• After working him primarily at right guard as a rookie, the Packers will have 2024 first-round pick Jordan Morgan, a college left tackle, compete on the blind side this offseason. “One thing about him is he has that elite athleticism,” Stenavich said when asked why Morgan can play left tackle in the NFL. “Guy moves well, he’s fast, he can redirect. I think now is just a good time to put him out there and see how he does and just watch him compete.”
• Stenavich also said that coaches spent time this offseason examining how to elevate tight end Tucker Kraft’s game beyond last season, during which he emerged as one of the NFL’s best young tight ends. “I think just his route-running ability, getting him on more individual things like that, and just kind of growing him there,” Stenavich said. “I think he did a really good job in the run game … hopefully he can keep improving there to be a dominant player up front. Just trying to find different ways to give him the ball, that’s gonna be the big thing for us.”
Perhaps it’s just the yearly May enthusiasm, but the often stoic Stenavich, Green Bay’s offensive coordinator, couldn’t help but crack a smile when asked about first-round pick Matthew Golden.
“Yeah, like him,” a giddy Stenavich said. “Looks fast. … I’m really excited to see how we progress through training camp and all that stuff, the plays he’s going to make. I’m fired up about it.”
Stenavich also sounds high on third-round wide receiver Savion Williams, a Swiss Army knife who might play more of a gadget role than a traditional wide receiver after the 6-foot-4, 222-pounder saw substantial action in the backfield at TCU.
“He’s a guy that is really interesting,” Stenavich said. “You can come up with a zillion different ways to use him in your offense. That’s one guy I’m really fired up about.
“We have a good core of older wideouts, and then we’ve got these two young guys coming in that are really special. It’s not as if they have to start and be the guy at a certain position. We can put them in different places, see where they excel, and move them along from there.”
Hafley asked reporters on Monday if they had seen the linebacker Cooper yet this offseason. They had not.
“When you see him now, he looks different,” Hafley said, estimating Cooper is close to 240 pounds after being listed at 229 during his breakout rookie season.

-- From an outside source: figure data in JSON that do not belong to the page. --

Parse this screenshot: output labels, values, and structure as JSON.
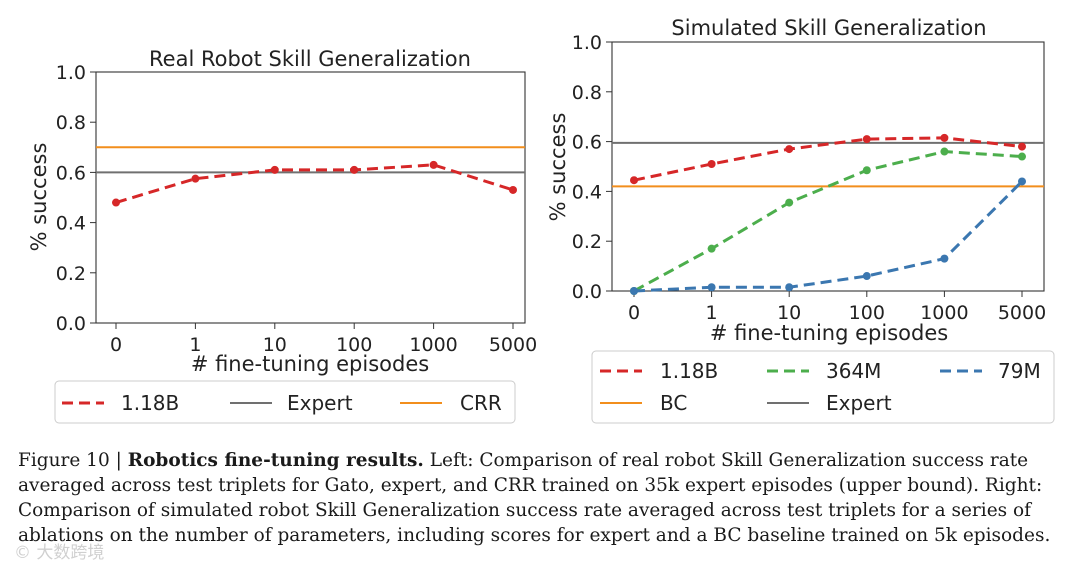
{
  "colors": {
    "red": "#d62728",
    "green": "#4cae4c",
    "blue": "#3b77b0",
    "orange": "#f28e1c",
    "gray": "#707070"
  },
  "chart_data": [
    {
      "type": "line",
      "title": "Real Robot Skill Generalization",
      "xlabel": "# fine-tuning episodes",
      "ylabel": "% success",
      "categories": [
        "0",
        "1",
        "10",
        "100",
        "1000",
        "5000"
      ],
      "ylim": [
        0,
        1.0
      ],
      "yticks": [
        "0.0",
        "0.2",
        "0.4",
        "0.6",
        "0.8",
        "1.0"
      ],
      "grid": false,
      "legend_position": "bottom",
      "series": [
        {
          "name": "1.18B",
          "style": "dashed",
          "color": "red",
          "values": [
            0.48,
            0.575,
            0.61,
            0.61,
            0.63,
            0.53
          ]
        }
      ],
      "reference_lines": [
        {
          "name": "Expert",
          "value": 0.6,
          "color": "gray"
        },
        {
          "name": "CRR",
          "value": 0.7,
          "color": "orange"
        }
      ],
      "legend": [
        {
          "label": "1.18B",
          "color": "red",
          "style": "dashed"
        },
        {
          "label": "Expert",
          "color": "gray",
          "style": "solid"
        },
        {
          "label": "CRR",
          "color": "orange",
          "style": "solid"
        }
      ]
    },
    {
      "type": "line",
      "title": "Simulated Skill Generalization",
      "xlabel": "# fine-tuning episodes",
      "ylabel": "% success",
      "categories": [
        "0",
        "1",
        "10",
        "100",
        "1000",
        "5000"
      ],
      "ylim": [
        0,
        1.0
      ],
      "yticks": [
        "0.0",
        "0.2",
        "0.4",
        "0.6",
        "0.8",
        "1.0"
      ],
      "grid": false,
      "legend_position": "bottom",
      "series": [
        {
          "name": "1.18B",
          "style": "dashed",
          "color": "red",
          "values": [
            0.445,
            0.51,
            0.57,
            0.61,
            0.615,
            0.58
          ]
        },
        {
          "name": "364M",
          "style": "dashed",
          "color": "green",
          "values": [
            0.0,
            0.17,
            0.355,
            0.485,
            0.56,
            0.54
          ]
        },
        {
          "name": "79M",
          "style": "dashed",
          "color": "blue",
          "values": [
            0.0,
            0.015,
            0.015,
            0.06,
            0.13,
            0.44
          ]
        }
      ],
      "reference_lines": [
        {
          "name": "Expert",
          "value": 0.595,
          "color": "gray"
        },
        {
          "name": "BC",
          "value": 0.42,
          "color": "orange"
        }
      ],
      "legend": [
        {
          "label": "1.18B",
          "color": "red",
          "style": "dashed"
        },
        {
          "label": "364M",
          "color": "green",
          "style": "dashed"
        },
        {
          "label": "79M",
          "color": "blue",
          "style": "dashed"
        },
        {
          "label": "BC",
          "color": "orange",
          "style": "solid"
        },
        {
          "label": "Expert",
          "color": "gray",
          "style": "solid"
        }
      ]
    }
  ],
  "caption": {
    "prefix": "Figure 10 | ",
    "bold": "Robotics fine-tuning results.",
    "text": " Left: Comparison of real robot Skill Generalization success rate averaged across test triplets for Gato, expert, and CRR trained on 35k expert episodes (upper bound). Right: Comparison of simulated robot Skill Generalization success rate averaged across test triplets for a series of ablations on the number of parameters, including scores for expert and a BC baseline trained on 5k episodes."
  },
  "watermark": "大数跨境"
}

Aside from safety Xavier McKinney, Cooper might’ve been the Packers’ best defensive player after they took him in the 2024 second round out of Texas A&M. A hip injury nagged Cooper during training camp and stunted his early-season growth, while a hamstring injury sidelined him for three games in the second half of the season. He still won NFC Defensive Player of the Week twice and likely would’ve been a Defensive Rookie of the Year finalist had he stayed healthy (he finished sixth in voting and there were five finalists). “Now he knows what it’s going to take to stay healthy in this long season, and you can tell he’s dedicated that time into caring for his body and changed his body, and now when you sit with him in that room it’s, I mean, he’s locked in and he’s focused,” Hafley said. “Now it’s getting the details down. Now it’s lining up exactly where he needs to line up and doing it over and over and over again because then he’s gonna show up faster and he’s going to make more plays and he’s going to become a more consistent player.”